O TEMPO PASSANDO... (continuação)
Por esse tempo outro serviço de alto falante alegrava as noites são-dominguenses. Tratava-se do Serviço de Alto Falante Tupinambá, de propriedade do senhor Firmino Azevedo, pai do nosso amigo Ivar, funcionando na Rua Sete de Setembro, que era também sua residência.
Andei fazendo um programa de curta duração em que promovi um sorteio para crianças, com prêmios, para quem cantasse melhor. Arrecadei alguns prêmios com os comerciantes.
Competição realizada, maior empolgação, sorteio realizado, escolhido os ganhadores que foram premiados em seguida. Acontece que alguns capetinhas que não ganharam ficaram me esperando com pedras na mão perto da esquina da dona Dudu do João Antônio e tive que sair no pinote com a gurizada atrás.
Também o Paulo do João Padeiro possuiu um serviço de alto falante. A minha referência de data é que quem fazia muito sucesso nesse tempo era o Ronie Von, com a música O Carpinteiro, portanto já início dos anos sessenta.
Com esse serviço de som do Paulo, ele, eu e o Zé Queimado passamos o dia inteiro fazendo propaganda pela cidade do grande show que haveria em São Domingos. Era o cantor de maior sucesso em todo o norte e nordeste brasileiro, adivinhem quem era. Acertou quem disse ou pensou Valdick Soriano.
Teve até brigas de namorados que sentiam ciúme e não queriam que as namoradas fossem ver o pilantra, perdão, o cantor. E as meninas por nada do mundo iriam deixar de ver o galã número um da cena musical daquele momento, e, por conta disso, até romances chegaram ao fim.
Mas o Valdick Soriano era chegado numa birita, e depois do show o cara foi tomar umas e outras lá pelos lados do Pavão (nome chic da região dos cabarés) e, quando ele chegou no hotel, teve o maior quebra pau com a mulher que andava em sua companhia. Resultado: eles anoiteceram e não amanheceram, devendo o nosso serviço de propaganda e também a conta no hotel, que não era outro senão o Hotel Brasília.
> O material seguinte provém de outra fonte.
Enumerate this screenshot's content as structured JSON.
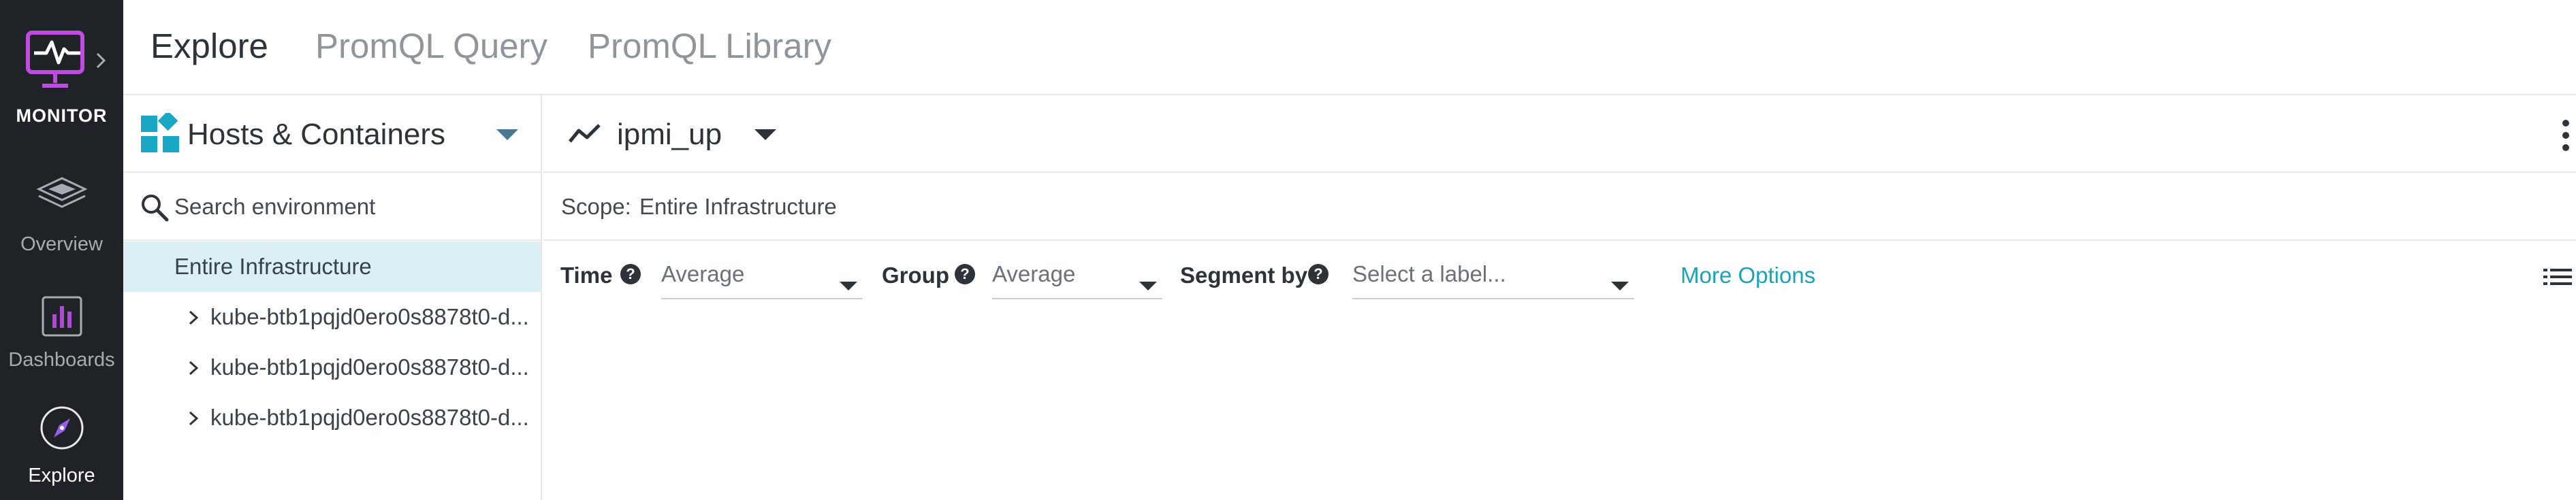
{
  "app": {
    "brand_label": "MONITOR",
    "nav": [
      {
        "label": "Overview",
        "icon": "layers-icon"
      },
      {
        "label": "Dashboards",
        "icon": "dashboard-chart-icon"
      },
      {
        "label": "Explore",
        "icon": "compass-icon"
      }
    ]
  },
  "tabs": [
    {
      "label": "Explore",
      "active": true
    },
    {
      "label": "PromQL Query",
      "active": false
    },
    {
      "label": "PromQL Library",
      "active": false
    }
  ],
  "environment": {
    "title": "Hosts & Containers",
    "search_placeholder": "Search environment",
    "root_label": "Entire Infrastructure",
    "nodes": [
      "kube-btb1pqjd0ero0s8878t0-d...",
      "kube-btb1pqjd0ero0s8878t0-d...",
      "kube-btb1pqjd0ero0s8878t0-d..."
    ]
  },
  "metric": {
    "name": "ipmi_up",
    "scope_label": "Scope:",
    "scope_value": "Entire Infrastructure"
  },
  "controls": {
    "time_label": "Time",
    "time_value": "Average",
    "group_label": "Group",
    "group_value": "Average",
    "segment_label": "Segment by",
    "segment_placeholder": "Select a label...",
    "more_options": "More Options"
  },
  "colors": {
    "nav_bg": "#1f2328",
    "brand_accent": "#c04be0",
    "selected_row": "#daf0f4",
    "link": "#1aa4b8",
    "tiles": "#18a7c4"
  }
}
A Eva, que não era de brincadeira, fretou um jeep e foi lá em Presidente Dutra onde o Waldick ia se apresentar e conseguiu arrancar do malandro o que ele lhe devia. E nós, que fizemos a propaganda, bem, nós entramos pelo cano.
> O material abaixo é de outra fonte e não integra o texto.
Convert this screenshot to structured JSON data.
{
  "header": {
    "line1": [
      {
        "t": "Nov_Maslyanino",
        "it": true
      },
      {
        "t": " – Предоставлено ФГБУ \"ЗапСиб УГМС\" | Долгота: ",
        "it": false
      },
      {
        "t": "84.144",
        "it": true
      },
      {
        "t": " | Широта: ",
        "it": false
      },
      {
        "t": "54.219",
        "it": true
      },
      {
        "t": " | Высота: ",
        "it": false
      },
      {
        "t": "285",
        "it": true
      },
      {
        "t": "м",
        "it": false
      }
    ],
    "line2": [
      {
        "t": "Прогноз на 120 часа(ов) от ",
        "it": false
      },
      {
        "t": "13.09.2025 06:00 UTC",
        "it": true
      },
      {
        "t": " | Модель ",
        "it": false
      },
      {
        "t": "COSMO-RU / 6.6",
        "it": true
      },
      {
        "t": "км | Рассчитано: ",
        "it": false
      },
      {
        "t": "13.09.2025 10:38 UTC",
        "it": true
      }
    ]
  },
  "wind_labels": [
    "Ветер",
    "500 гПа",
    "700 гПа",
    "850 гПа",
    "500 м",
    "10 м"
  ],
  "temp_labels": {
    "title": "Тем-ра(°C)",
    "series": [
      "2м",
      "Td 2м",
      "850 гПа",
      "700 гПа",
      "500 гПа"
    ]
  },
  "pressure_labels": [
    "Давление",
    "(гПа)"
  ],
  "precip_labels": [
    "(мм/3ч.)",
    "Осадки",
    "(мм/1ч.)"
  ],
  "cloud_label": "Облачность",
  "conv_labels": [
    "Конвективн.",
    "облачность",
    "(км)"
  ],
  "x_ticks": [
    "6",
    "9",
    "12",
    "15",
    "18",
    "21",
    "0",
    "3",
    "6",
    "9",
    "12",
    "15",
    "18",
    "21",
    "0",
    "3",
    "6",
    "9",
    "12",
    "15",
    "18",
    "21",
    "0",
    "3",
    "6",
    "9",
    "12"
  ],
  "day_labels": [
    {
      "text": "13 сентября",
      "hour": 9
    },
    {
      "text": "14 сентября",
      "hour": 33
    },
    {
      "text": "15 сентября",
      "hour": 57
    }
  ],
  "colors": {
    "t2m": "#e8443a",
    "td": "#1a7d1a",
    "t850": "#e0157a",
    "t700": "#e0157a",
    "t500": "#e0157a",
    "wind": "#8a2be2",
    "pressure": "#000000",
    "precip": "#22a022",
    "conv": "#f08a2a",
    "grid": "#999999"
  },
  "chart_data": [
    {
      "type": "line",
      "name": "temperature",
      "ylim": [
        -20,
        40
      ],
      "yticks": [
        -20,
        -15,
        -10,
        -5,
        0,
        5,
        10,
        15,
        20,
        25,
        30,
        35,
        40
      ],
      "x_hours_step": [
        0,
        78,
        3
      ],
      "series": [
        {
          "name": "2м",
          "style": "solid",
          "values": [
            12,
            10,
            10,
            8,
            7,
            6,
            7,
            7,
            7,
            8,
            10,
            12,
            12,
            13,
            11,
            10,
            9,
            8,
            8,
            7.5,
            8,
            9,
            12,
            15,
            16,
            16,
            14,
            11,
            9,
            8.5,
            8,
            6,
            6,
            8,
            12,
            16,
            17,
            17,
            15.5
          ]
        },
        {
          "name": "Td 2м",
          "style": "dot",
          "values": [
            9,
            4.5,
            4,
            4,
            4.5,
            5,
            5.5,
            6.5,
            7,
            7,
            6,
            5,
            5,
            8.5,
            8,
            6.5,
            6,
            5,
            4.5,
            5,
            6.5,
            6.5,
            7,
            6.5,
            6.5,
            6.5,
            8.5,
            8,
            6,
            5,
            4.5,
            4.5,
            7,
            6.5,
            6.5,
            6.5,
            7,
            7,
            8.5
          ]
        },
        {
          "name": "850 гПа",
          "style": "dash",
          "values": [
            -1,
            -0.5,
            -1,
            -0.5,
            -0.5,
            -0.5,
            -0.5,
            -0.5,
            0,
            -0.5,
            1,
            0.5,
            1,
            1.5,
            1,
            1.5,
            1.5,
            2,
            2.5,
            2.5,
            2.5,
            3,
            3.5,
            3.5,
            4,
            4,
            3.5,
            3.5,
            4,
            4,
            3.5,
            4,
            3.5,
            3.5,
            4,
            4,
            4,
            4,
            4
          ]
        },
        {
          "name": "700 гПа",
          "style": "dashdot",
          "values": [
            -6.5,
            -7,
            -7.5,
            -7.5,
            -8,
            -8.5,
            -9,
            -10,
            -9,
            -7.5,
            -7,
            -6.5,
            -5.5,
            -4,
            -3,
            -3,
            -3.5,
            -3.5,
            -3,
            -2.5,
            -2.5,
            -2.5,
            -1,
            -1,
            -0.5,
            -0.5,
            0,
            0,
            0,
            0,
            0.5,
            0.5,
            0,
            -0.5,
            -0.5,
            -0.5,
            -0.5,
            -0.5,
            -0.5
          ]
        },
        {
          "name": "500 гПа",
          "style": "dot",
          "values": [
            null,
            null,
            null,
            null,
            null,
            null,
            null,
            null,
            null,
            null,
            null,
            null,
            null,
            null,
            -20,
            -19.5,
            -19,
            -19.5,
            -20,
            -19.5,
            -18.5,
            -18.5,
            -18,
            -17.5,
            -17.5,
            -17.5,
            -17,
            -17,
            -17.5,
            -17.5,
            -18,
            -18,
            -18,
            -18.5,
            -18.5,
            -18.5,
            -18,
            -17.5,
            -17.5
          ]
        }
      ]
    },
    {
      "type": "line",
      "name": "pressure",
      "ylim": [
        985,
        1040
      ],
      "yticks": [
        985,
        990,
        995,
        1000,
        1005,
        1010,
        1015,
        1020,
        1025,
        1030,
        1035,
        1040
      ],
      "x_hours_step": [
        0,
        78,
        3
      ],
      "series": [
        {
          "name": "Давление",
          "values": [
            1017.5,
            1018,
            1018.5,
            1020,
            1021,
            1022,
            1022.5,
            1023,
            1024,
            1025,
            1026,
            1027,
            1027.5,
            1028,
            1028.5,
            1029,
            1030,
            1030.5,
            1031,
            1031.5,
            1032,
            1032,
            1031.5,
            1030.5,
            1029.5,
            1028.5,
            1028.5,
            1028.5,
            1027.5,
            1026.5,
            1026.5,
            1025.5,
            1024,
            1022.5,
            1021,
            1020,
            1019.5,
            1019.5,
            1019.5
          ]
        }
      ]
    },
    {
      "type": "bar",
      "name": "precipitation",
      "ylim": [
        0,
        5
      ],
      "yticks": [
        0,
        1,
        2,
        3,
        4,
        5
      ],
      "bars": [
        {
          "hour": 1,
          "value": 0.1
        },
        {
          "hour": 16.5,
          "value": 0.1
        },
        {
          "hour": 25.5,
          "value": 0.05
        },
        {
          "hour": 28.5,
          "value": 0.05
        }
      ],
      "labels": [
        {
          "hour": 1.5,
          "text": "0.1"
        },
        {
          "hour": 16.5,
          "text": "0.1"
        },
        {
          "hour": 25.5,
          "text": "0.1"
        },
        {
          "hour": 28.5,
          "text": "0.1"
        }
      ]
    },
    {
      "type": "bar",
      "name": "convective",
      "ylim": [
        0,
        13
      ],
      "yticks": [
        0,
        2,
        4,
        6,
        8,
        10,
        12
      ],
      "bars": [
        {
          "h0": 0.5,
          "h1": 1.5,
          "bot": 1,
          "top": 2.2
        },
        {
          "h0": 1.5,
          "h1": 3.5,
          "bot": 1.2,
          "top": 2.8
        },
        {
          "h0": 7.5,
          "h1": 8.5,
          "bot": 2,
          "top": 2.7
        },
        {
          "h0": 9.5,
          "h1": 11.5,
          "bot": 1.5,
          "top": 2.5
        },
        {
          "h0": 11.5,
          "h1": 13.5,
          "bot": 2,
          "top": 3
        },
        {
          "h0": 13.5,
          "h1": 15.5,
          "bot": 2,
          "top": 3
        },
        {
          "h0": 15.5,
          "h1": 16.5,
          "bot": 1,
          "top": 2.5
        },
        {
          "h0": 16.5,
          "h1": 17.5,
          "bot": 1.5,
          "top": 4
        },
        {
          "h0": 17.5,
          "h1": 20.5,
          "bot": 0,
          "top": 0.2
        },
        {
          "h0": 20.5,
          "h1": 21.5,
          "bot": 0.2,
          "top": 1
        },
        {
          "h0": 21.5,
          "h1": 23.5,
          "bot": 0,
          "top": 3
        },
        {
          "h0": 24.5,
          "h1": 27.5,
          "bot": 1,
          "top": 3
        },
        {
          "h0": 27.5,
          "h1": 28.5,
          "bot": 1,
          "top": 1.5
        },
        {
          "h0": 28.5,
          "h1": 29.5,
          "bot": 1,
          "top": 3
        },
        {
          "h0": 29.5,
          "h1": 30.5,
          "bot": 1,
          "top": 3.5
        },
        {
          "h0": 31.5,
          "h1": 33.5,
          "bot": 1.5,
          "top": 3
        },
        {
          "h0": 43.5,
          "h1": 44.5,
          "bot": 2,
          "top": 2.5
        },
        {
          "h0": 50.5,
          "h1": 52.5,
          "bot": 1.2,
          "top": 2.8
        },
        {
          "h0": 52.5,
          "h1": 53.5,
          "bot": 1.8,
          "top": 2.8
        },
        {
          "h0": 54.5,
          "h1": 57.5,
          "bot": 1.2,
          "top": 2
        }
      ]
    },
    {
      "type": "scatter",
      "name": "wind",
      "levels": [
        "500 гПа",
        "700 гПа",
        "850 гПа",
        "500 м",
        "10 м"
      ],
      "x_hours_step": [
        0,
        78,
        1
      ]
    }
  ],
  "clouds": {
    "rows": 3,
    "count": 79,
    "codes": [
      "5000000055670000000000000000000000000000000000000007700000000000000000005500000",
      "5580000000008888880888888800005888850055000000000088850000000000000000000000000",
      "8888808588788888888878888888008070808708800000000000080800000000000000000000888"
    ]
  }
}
SAPATOS, CALÇAS E CAMISAS, E POEIRÃO DA ESTRADA
Assim vejo os ciclos econômicos do município. Visão puramente de cronista e sem nada da rigidez fria e exata das análises científicas. Mas da forma que elas se refletiram na minha vida e na vida dos meus amigos, colegas, conhecidos mais chegados.
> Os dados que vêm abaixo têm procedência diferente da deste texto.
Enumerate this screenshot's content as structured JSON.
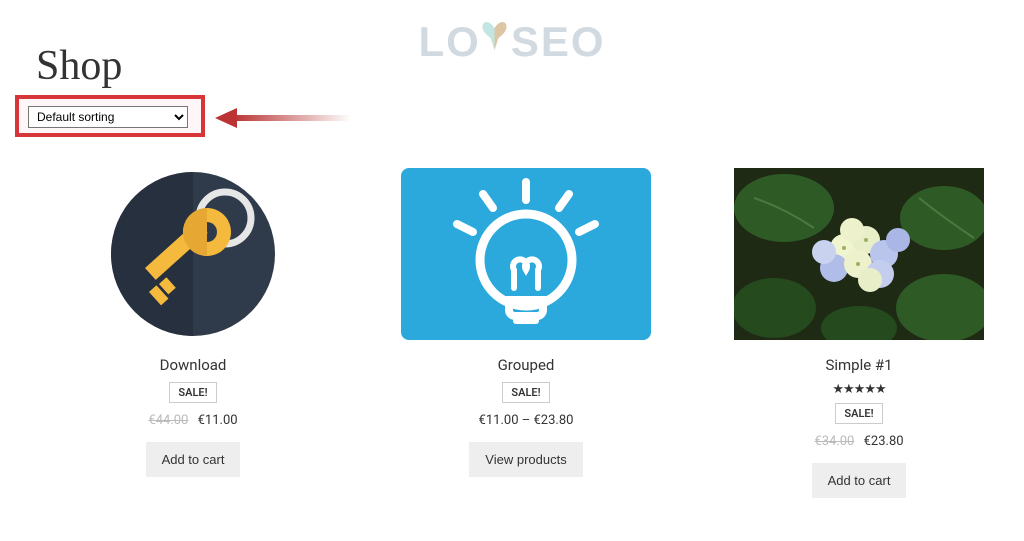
{
  "logo": {
    "text_left": "LO",
    "text_right": "SEO"
  },
  "page": {
    "title": "Shop"
  },
  "sort": {
    "selected": "Default sorting"
  },
  "products": [
    {
      "title": "Download",
      "sale_label": "SALE!",
      "old_price": "€44.00",
      "price": "€11.00",
      "button": "Add to cart",
      "rating": null,
      "price_range": null,
      "image_kind": "key"
    },
    {
      "title": "Grouped",
      "sale_label": "SALE!",
      "old_price": null,
      "price": null,
      "price_range": "€11.00 – €23.80",
      "button": "View products",
      "rating": null,
      "image_kind": "bulb"
    },
    {
      "title": "Simple #1",
      "sale_label": "SALE!",
      "old_price": "€34.00",
      "price": "€23.80",
      "price_range": null,
      "button": "Add to cart",
      "rating": 5,
      "image_kind": "flower"
    }
  ]
}
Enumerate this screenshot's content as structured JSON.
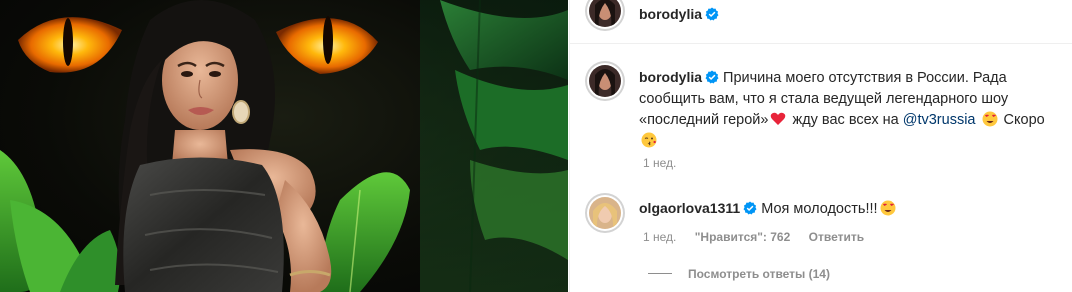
{
  "post": {
    "author": "borodylia"
  },
  "caption": {
    "username": "borodylia",
    "text_part1": "Причина моего отсутствия в России. Рада сообщить вам, что я стала ведущей легендарного шоу «последний герой»",
    "text_part2": " жду вас всех на ",
    "mention": "@tv3russia",
    "text_part3": " Скоро",
    "time": "1 нед."
  },
  "comments": [
    {
      "username": "olgaorlova1311",
      "text": "Моя молодость!!!",
      "time": "1 нед.",
      "likes": "\"Нравится\": 762",
      "reply_label": "Ответить",
      "view_replies": "Посмотреть ответы (14)"
    }
  ],
  "colors": {
    "verified": "#0095f6",
    "story_ring": "#d8256c",
    "mention": "#00376b",
    "meta_gray": "#8e8e8e"
  }
}
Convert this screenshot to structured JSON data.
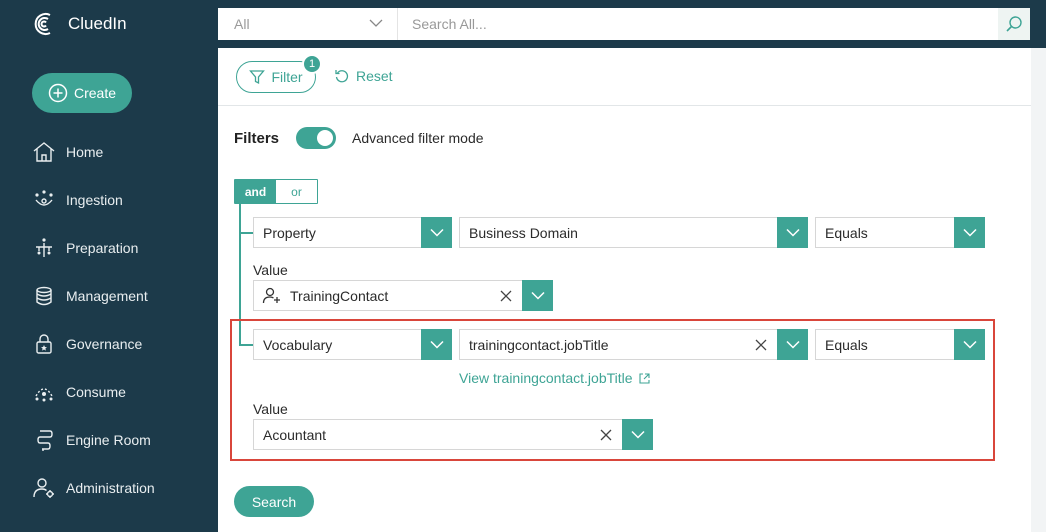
{
  "app": {
    "name": "CluedIn"
  },
  "search": {
    "scope": "All",
    "placeholder": "Search All..."
  },
  "sidebar": {
    "create_label": "Create",
    "items": [
      {
        "label": "Home",
        "icon": "home-icon"
      },
      {
        "label": "Ingestion",
        "icon": "ingestion-icon"
      },
      {
        "label": "Preparation",
        "icon": "preparation-icon"
      },
      {
        "label": "Management",
        "icon": "management-icon"
      },
      {
        "label": "Governance",
        "icon": "governance-icon"
      },
      {
        "label": "Consume",
        "icon": "consume-icon"
      },
      {
        "label": "Engine Room",
        "icon": "engine-room-icon"
      },
      {
        "label": "Administration",
        "icon": "administration-icon"
      }
    ]
  },
  "toolbar": {
    "filter_label": "Filter",
    "filter_count": "1",
    "reset_label": "Reset"
  },
  "filters": {
    "title": "Filters",
    "advanced_mode_label": "Advanced filter mode",
    "advanced_mode_on": true,
    "operator_and": "and",
    "operator_or": "or",
    "rule1": {
      "field_type": "Property",
      "field": "Business Domain",
      "operator": "Equals",
      "value_label": "Value",
      "value": "TrainingContact"
    },
    "rule2": {
      "field_type": "Vocabulary",
      "field": "trainingcontact.jobTitle",
      "operator": "Equals",
      "view_link": "View trainingcontact.jobTitle",
      "value_label": "Value",
      "value": "Acountant"
    },
    "search_label": "Search"
  },
  "colors": {
    "accent": "#3ea495",
    "sidebar": "#1c3a4a",
    "highlight": "#d9463b"
  }
}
Estávamos no final da década de cinquenta. O comércio era exercido pelos próprios proprietários que, às vezes, quando muito tinham ali um parente ou agregado que os ajudava aos sábados quando o movimento aumentava por causa da Feira.
Funcionalismo público? A gente contava nos dedos da mão esquerda. Então a grande classe, fora do comércio, era a dos sapateiros. Com oito anos de idade fui colocado na Sapataria do senhor João Miguel, como aprendiz, e tive como mestres Rosalino, Luís Canivete e Dominguinho. Não esqueço o amigo Filadélfio.
Nessa Sapataria, localizada no primeiro quarteirão após a Praça Getúlio Vargas, vivi boas experiências, pra não dizer traquinagens. Como quando comecei a faltar, chegava em casa no meio da tarde pra fazer um lanche, suado, cansado, vermelho do sol e do jogo de bola, e minha mãe estranhava e perguntava porque eu estava daquele jeito.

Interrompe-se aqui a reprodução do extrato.